Muito mais do que abrir a câmera
Será mesmo que se deve julgar o comportamento da maioria dos alunos (de não abrir a câmera) nas aulas virtuais como uma falta de educação e respeito?
Claro que, se todos tivéssemos a mesma maturidade e entendimento desse novo ensino remoto, bem como as mesmas condições "virtuais", além de uma consciência muito bem desenvolvida das necessidades imediatas por conta da pandemia, construiríamos momentos lindos de estudo e com aulas muito mais interativas. Mas, muitos fatores precisam ser levados em consideração e respeitados, antes dessa "taxação" descuidada ou até errônea de grande parte da população, ao julgar essa nova geração como "mal-educada, pois não é só isso.
Primeiro, trata-se de pessoas que, naturalmente, têm comportamentos diferentes. Além disso, crianças e adolescentes, os quais enfrentam vários níveis de timidez, preferem esconder-se atrás das câmeras a exibir-se "desprotegidos" e serem tomados por algum tipo de vergonha.
Sim, desprotegidos: as aulas virtuais, embora aconteçam em grupo, isolam os alunos do contato físico, olho no olho, e trazem a sensação de vulnerabilidade, solidão e exposição exacerbada.

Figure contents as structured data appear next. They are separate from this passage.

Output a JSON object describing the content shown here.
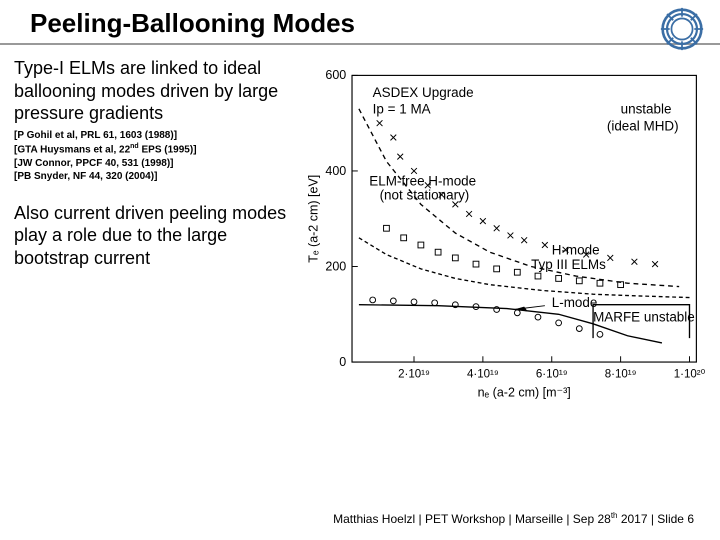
{
  "title": "Peeling-Ballooning Modes",
  "left": {
    "para1": "Type-I ELMs are linked to ideal ballooning modes driven by large pressure gradients",
    "refs": [
      "[P Gohil et al, PRL 61, 1603 (1988)]",
      "[GTA Huysmans et al, 22",
      " EPS (1995)]",
      "[JW Connor, PPCF 40, 531 (1998)]",
      "[PB Snyder, NF 44, 320 (2004)]"
    ],
    "ref_sup": "nd",
    "para2": "Also current driven peeling modes play a role due to the large bootstrap current"
  },
  "chart": {
    "facility": "ASDEX Upgrade",
    "ip": "Ip = 1 MA",
    "regions": {
      "unstable": "unstable",
      "idealMHD": "(ideal MHD)",
      "elmfree": "ELM-free H-mode",
      "notstationary": "(not stationary)",
      "hmode": "H-mode",
      "typ3": "Typ III ELMs",
      "lmode": "L-mode",
      "marfe": "MARFE unstable"
    },
    "axes": {
      "ylabel": "Tₑ (a-2 cm) [eV]",
      "xlabel": "nₑ (a-2 cm) [m⁻³]",
      "ylim": [
        0,
        600
      ],
      "yticks": [
        0,
        200,
        400,
        600
      ],
      "xticks_labels": [
        "2·10¹⁹",
        "4·10¹⁹",
        "6·10¹⁹",
        "8·10¹⁹",
        "1·10²⁰"
      ],
      "xticks_pos": [
        0.18,
        0.38,
        0.58,
        0.78,
        0.98
      ]
    },
    "curves": {
      "upper_dashed": [
        [
          0.02,
          530
        ],
        [
          0.1,
          420
        ],
        [
          0.2,
          330
        ],
        [
          0.3,
          270
        ],
        [
          0.4,
          230
        ],
        [
          0.52,
          200
        ],
        [
          0.65,
          180
        ],
        [
          0.8,
          165
        ],
        [
          0.95,
          158
        ]
      ],
      "mid_dashed": [
        [
          0.02,
          260
        ],
        [
          0.1,
          225
        ],
        [
          0.2,
          195
        ],
        [
          0.3,
          175
        ],
        [
          0.4,
          162
        ],
        [
          0.55,
          150
        ],
        [
          0.7,
          142
        ],
        [
          0.85,
          138
        ],
        [
          0.98,
          135
        ]
      ],
      "marfe_box": [
        [
          0.7,
          50
        ],
        [
          0.7,
          120
        ],
        [
          0.98,
          120
        ],
        [
          0.98,
          50
        ]
      ],
      "lmode_line": [
        [
          0.02,
          120
        ],
        [
          0.25,
          118
        ],
        [
          0.45,
          112
        ],
        [
          0.6,
          100
        ],
        [
          0.7,
          80
        ],
        [
          0.8,
          55
        ],
        [
          0.9,
          40
        ]
      ]
    },
    "scatter": {
      "crosses": [
        [
          0.08,
          500
        ],
        [
          0.12,
          470
        ],
        [
          0.14,
          430
        ],
        [
          0.18,
          400
        ],
        [
          0.22,
          370
        ],
        [
          0.26,
          350
        ],
        [
          0.3,
          330
        ],
        [
          0.34,
          310
        ],
        [
          0.38,
          295
        ],
        [
          0.42,
          280
        ],
        [
          0.46,
          265
        ],
        [
          0.5,
          255
        ],
        [
          0.56,
          245
        ],
        [
          0.62,
          235
        ],
        [
          0.68,
          225
        ],
        [
          0.75,
          218
        ],
        [
          0.82,
          210
        ],
        [
          0.88,
          205
        ]
      ],
      "squares": [
        [
          0.1,
          280
        ],
        [
          0.15,
          260
        ],
        [
          0.2,
          245
        ],
        [
          0.25,
          230
        ],
        [
          0.3,
          218
        ],
        [
          0.36,
          205
        ],
        [
          0.42,
          195
        ],
        [
          0.48,
          188
        ],
        [
          0.54,
          180
        ],
        [
          0.6,
          175
        ],
        [
          0.66,
          170
        ],
        [
          0.72,
          165
        ],
        [
          0.78,
          162
        ]
      ],
      "circles": [
        [
          0.06,
          130
        ],
        [
          0.12,
          128
        ],
        [
          0.18,
          126
        ],
        [
          0.24,
          124
        ],
        [
          0.3,
          120
        ],
        [
          0.36,
          116
        ],
        [
          0.42,
          110
        ],
        [
          0.48,
          103
        ],
        [
          0.54,
          94
        ],
        [
          0.6,
          82
        ],
        [
          0.66,
          70
        ],
        [
          0.72,
          58
        ]
      ]
    },
    "style": {
      "stroke": "#000000",
      "bg": "#ffffff",
      "font_size_axis": 13,
      "font_size_region": 14
    }
  },
  "footer": {
    "text1": "Matthias Hoelzl | PET Workshop | Marseille | Sep 28",
    "sup": "th",
    "text2": " 2017 |  Slide 6"
  },
  "logo_color": "#3b6ea5"
}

E totalmente diferente estudar com o seu grupo de costume a estudar com o mesmo grupo, porém distantes.
Segundo, são pessoas em processo de formação e crescimento. Lidar com as próprias emoções não é tão fácil assim. Basta colocar-se no lugar do outro para sentir isso. Temos visto e até participado de reuniões com grupo de adultos, em que uma minoria abre a câmera.
Terceiro, podemos nos questionar: por que quando brincamos, jogamos, cantamos, os alunos abrem a câmera? Será mesmo uma questão de recusa a participar das aulas? Pode até ser, por parte de alguns, mas não é a realidade de todos. Diferentemente das brincadeiras, as aulas têm em si a cobrança do entendimento e compreensão dos conteúdos, o que na aula virtual pode ser um fator inibidor para o aluno, visto a sua insegurança diante do errar ou acertar. Nem todos entendem e aceitam que a aula é um lugar de construção e reconstrução, logo, o erro é bem-vindo.
Além de tudo isso, todos enfrentamos uma pandemia, o que de imediato mexeu com a rotina e a zona de conforto de todas as famílias. No início, até me sentia constrangida e muito mais cansada, digo esgotada, por passar muitas horas do dia conduzindo aulas para aquele número enorme de letrinhas e câmeras fechadas.
Foram muitas reflexões diante da postura dos alunos, mas muito mais acerca do meu comportamento diante do deles. O momento requer muita consciência, disciplina e reorganização de hábitos. Os adultos não são os alunos, somos nós: escola e família. E agora, mais do que nunca, somos todos protagonistas, cada um tem o controle de si, dentro de sua casa. E claro que o professor sabe do trabalho que está fazendo e da sua função enquanto educador, e a escola, enquanto escola, tem o poder de decisão/organização. Afinal, "a Educação é direito de todos e dever do Estado e da família" (Art. 205 da Constituição). Poderíamos rever, inclusive e também, o Art. 229 da Constituição, o 55 do ECA e o 1.634 do Código Civil.
No final, só não irá vencer quem teve sua vida roubada pelo vírus.